Фрейд был не единственным мыслителем, который относил так называемые превращения (и
заявления тех, кто их якобы переживал) на счет ментальной «истерии». Французский врач
Жан Мартен Шарко (1825–1893 гг.), которого иногда называют «отцом неврологии», также
признавал такую связь. Хотя в своих работах он не делает никаких специальных ссылок на
французские процессы над оборотнями, зато выдвигает предположение, что подобное
состояние может быть результатом «обострения» наследственных нервных болезней. В
качестве практикующего врача (а позже — профессора невропатологии) в госпитале
Сальпетриер — парижской больнице для бедных женщин — Шарко имел дело с множеством
случаев ярко выраженной истерии, причем часть его пациенток демонстрировали черты
животного поведения. Некоторые истории болезней таких женщин вполне могли бы подойти
под описание, если можно так сказать, «комплекса оборотня», и Шарко пытался помочь им,
используя сравнительно новую медицинскую процедуру — гипнотерапию. Он был одним из
первых врачей, использовавших гипноз для лечения психических заболеваний.
СТРАДАЛЬЦЫ
Исследования «комплекса оборотня» выдающимися учеными-медиками знаменовали
изменения во взглядах на это состояние. Прежде оно рассматривалось как намеренное злое
деяние, творимое колдунами и ведьмами ради удовлетворения своих темных нужд с помощью
магических средств типа поясов, плащей из волчьих шкур или специальных мазей. Авторы
«Молота ведьм» гремели проклятиями в адрес ведьм — прислужниц дьявола, нападавших на
ближних своих в обличье волков или других животных.

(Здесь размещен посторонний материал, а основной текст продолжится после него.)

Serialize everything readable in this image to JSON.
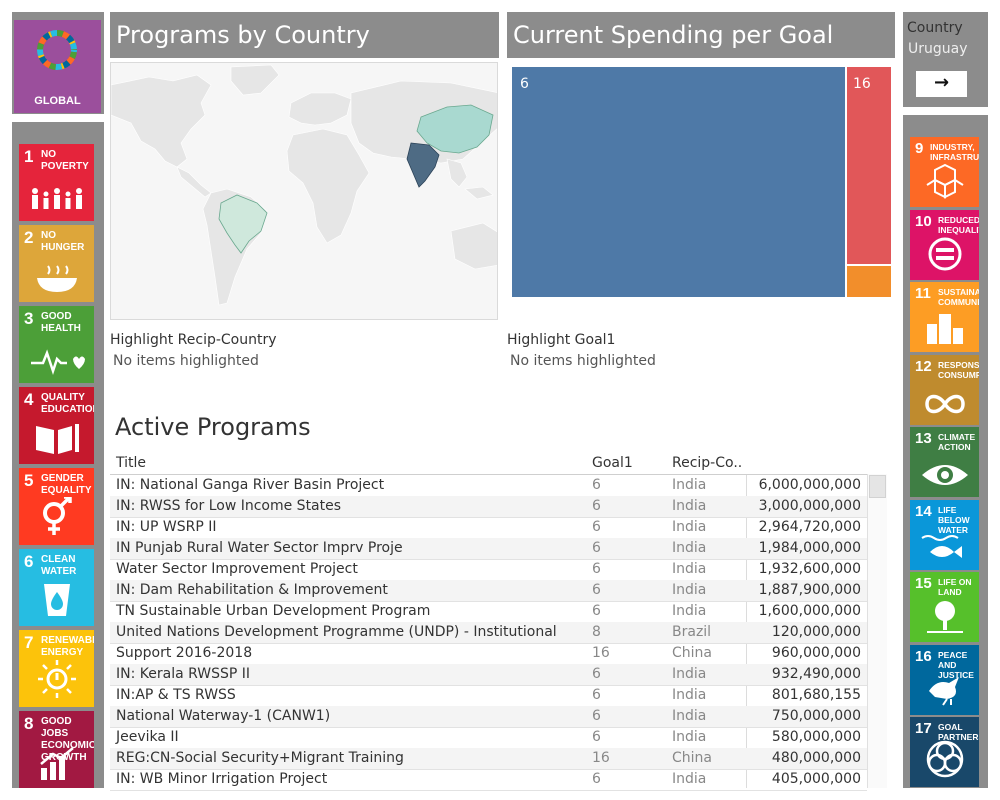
{
  "logo": {
    "label": "GLOBAL"
  },
  "headers": {
    "programs": "Programs by Country",
    "spending": "Current Spending per Goal"
  },
  "country_filter": {
    "label": "Country",
    "value": "Uruguay",
    "arrow": "→"
  },
  "left_goals": [
    {
      "num": "1",
      "title": "No poverty",
      "color": "#e5243b",
      "icon": "family-icon"
    },
    {
      "num": "2",
      "title": "No hunger",
      "color": "#dda63a",
      "icon": "bowl-icon"
    },
    {
      "num": "3",
      "title": "Good health",
      "color": "#4c9f38",
      "icon": "heartbeat-icon"
    },
    {
      "num": "4",
      "title": "Quality education",
      "color": "#c5192d",
      "icon": "book-icon"
    },
    {
      "num": "5",
      "title": "Gender equality",
      "color": "#ff3a21",
      "icon": "gender-icon"
    },
    {
      "num": "6",
      "title": "Clean water",
      "color": "#26bde2",
      "icon": "water-drop-icon"
    },
    {
      "num": "7",
      "title": "Renewable energy",
      "color": "#fcc30b",
      "icon": "sun-power-icon"
    },
    {
      "num": "8",
      "title": "Good jobs economic growth",
      "color": "#a21942",
      "icon": "growth-chart-icon"
    }
  ],
  "right_goals": [
    {
      "num": "9",
      "title": "Industry, infrastructure",
      "color": "#fd6925",
      "icon": "cubes-icon"
    },
    {
      "num": "10",
      "title": "Reduced inequalities",
      "color": "#dd1367",
      "icon": "equal-icon"
    },
    {
      "num": "11",
      "title": "Sustainable communities",
      "color": "#fd9d24",
      "icon": "buildings-icon"
    },
    {
      "num": "12",
      "title": "Responsible consumption",
      "color": "#bf8b2e",
      "icon": "infinity-icon"
    },
    {
      "num": "13",
      "title": "Climate action",
      "color": "#3f7e44",
      "icon": "eye-globe-icon"
    },
    {
      "num": "14",
      "title": "Life below water",
      "color": "#0a97d9",
      "icon": "fish-icon"
    },
    {
      "num": "15",
      "title": "Life on land",
      "color": "#56c02b",
      "icon": "tree-icon"
    },
    {
      "num": "16",
      "title": "Peace and justice",
      "color": "#00689d",
      "icon": "dove-icon"
    },
    {
      "num": "17",
      "title": "Goal partners",
      "color": "#19486a",
      "icon": "rings-icon"
    }
  ],
  "map": {
    "highlight_label": "Highlight Recip-Country",
    "highlight_value": "No items highlighted"
  },
  "treemap": {
    "highlight_label": "Highlight Goal1",
    "highlight_value": "No items highlighted",
    "labels": [
      "6",
      "16"
    ]
  },
  "chart_data": {
    "type": "treemap",
    "items": [
      {
        "goal": "6",
        "color": "#4e79a7"
      },
      {
        "goal": "16",
        "color": "#e15759"
      },
      {
        "goal": "",
        "color": "#f28e2b"
      }
    ]
  },
  "programs": {
    "title": "Active Programs",
    "columns": [
      "Title",
      "Goal1",
      "Recip-Co..",
      ""
    ],
    "rows": [
      {
        "title": "IN: National Ganga River Basin Project",
        "goal": "6",
        "country": "India",
        "amount": "6,000,000,000"
      },
      {
        "title": "IN: RWSS for Low Income States",
        "goal": "6",
        "country": "India",
        "amount": "3,000,000,000"
      },
      {
        "title": "IN: UP WSRP II",
        "goal": "6",
        "country": "India",
        "amount": "2,964,720,000"
      },
      {
        "title": "IN Punjab Rural Water Sector Imprv Proje",
        "goal": "6",
        "country": "India",
        "amount": "1,984,000,000"
      },
      {
        "title": "Water Sector Improvement Project",
        "goal": "6",
        "country": "India",
        "amount": "1,932,600,000"
      },
      {
        "title": "IN: Dam Rehabilitation & Improvement",
        "goal": "6",
        "country": "India",
        "amount": "1,887,900,000"
      },
      {
        "title": "TN Sustainable Urban Development Program",
        "goal": "6",
        "country": "India",
        "amount": "1,600,000,000"
      },
      {
        "title": "United Nations Development Programme (UNDP) - Institutional",
        "goal": "8",
        "country": "Brazil",
        "amount": "120,000,000"
      },
      {
        "title": "Support 2016-2018",
        "goal": "16",
        "country": "China",
        "amount": "960,000,000"
      },
      {
        "title": "IN: Kerala RWSSP II",
        "goal": "6",
        "country": "India",
        "amount": "932,490,000"
      },
      {
        "title": "IN:AP & TS RWSS",
        "goal": "6",
        "country": "India",
        "amount": "801,680,155"
      },
      {
        "title": "National Waterway-1 (CANW1)",
        "goal": "6",
        "country": "India",
        "amount": "750,000,000"
      },
      {
        "title": "Jeevika II",
        "goal": "6",
        "country": "India",
        "amount": "580,000,000"
      },
      {
        "title": "REG:CN-Social Security+Migrant Training",
        "goal": "16",
        "country": "China",
        "amount": "480,000,000"
      },
      {
        "title": "IN: WB Minor Irrigation Project",
        "goal": "6",
        "country": "India",
        "amount": "405,000,000"
      }
    ]
  }
}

Эпоха Просвещения изменила этот
взгляд и отвернулась от идеи преднамеренного акта колдовства или черной магии, которую
так поддерживала церковь. Оборотничество более не рассматривалось как отрасль черной
магии и обдуманный вызов Господу — скорее как невольное, непреднамеренное заболевание,
которое проявлялось почти случайным образом. Вервольфа теперь описывали как страдальца,
который борется с собственными превращениями, часто происходящими в ответ на восход
луны или употребление растения — такого, как волкобой. Как и в случае с вампиром, одного
укуса вервольфа достаточно, чтобы превратить его жертву в рыскающее чудовище, когда луна
вновь наберет полную силу.
Такое представление о невольном и часто болезненном превращении позже будет подхвачено
Голливудом и ляжет в основу ряда фильмов, которые, в свою очередь, усилят и упрочат его в
массовом сознании. В большинстве таких картин герой — это несчастный, тем или иным
образом подпавший под «заклятие вервольфа» (понятие, синонимичное идее болезни) и
принужденный становиться волком или волкоподобным человеком в ходе драматичной и
зрелищной трансформации. Столь разительное отличие обычно применяется для усиления
драматического эффекта между цивилизованным, благородным человеком и свирепым
ненасытным животным. Главная идея многих ранних фильмов на эту тему часто сводится к
попыткам отсрочить превращение или избавить от «заклятия» или «недуга» его носителя.
Когда XVIII век близился к концу, представление об оборотне более или менее
преобразилось: от «злодея» к «несчастной жертве». По мере того как общество постепенно
стало стараться понять своих отверженных, чудаков и инакомыслящих, образ оборотня
представился в куда более сочувственном свете.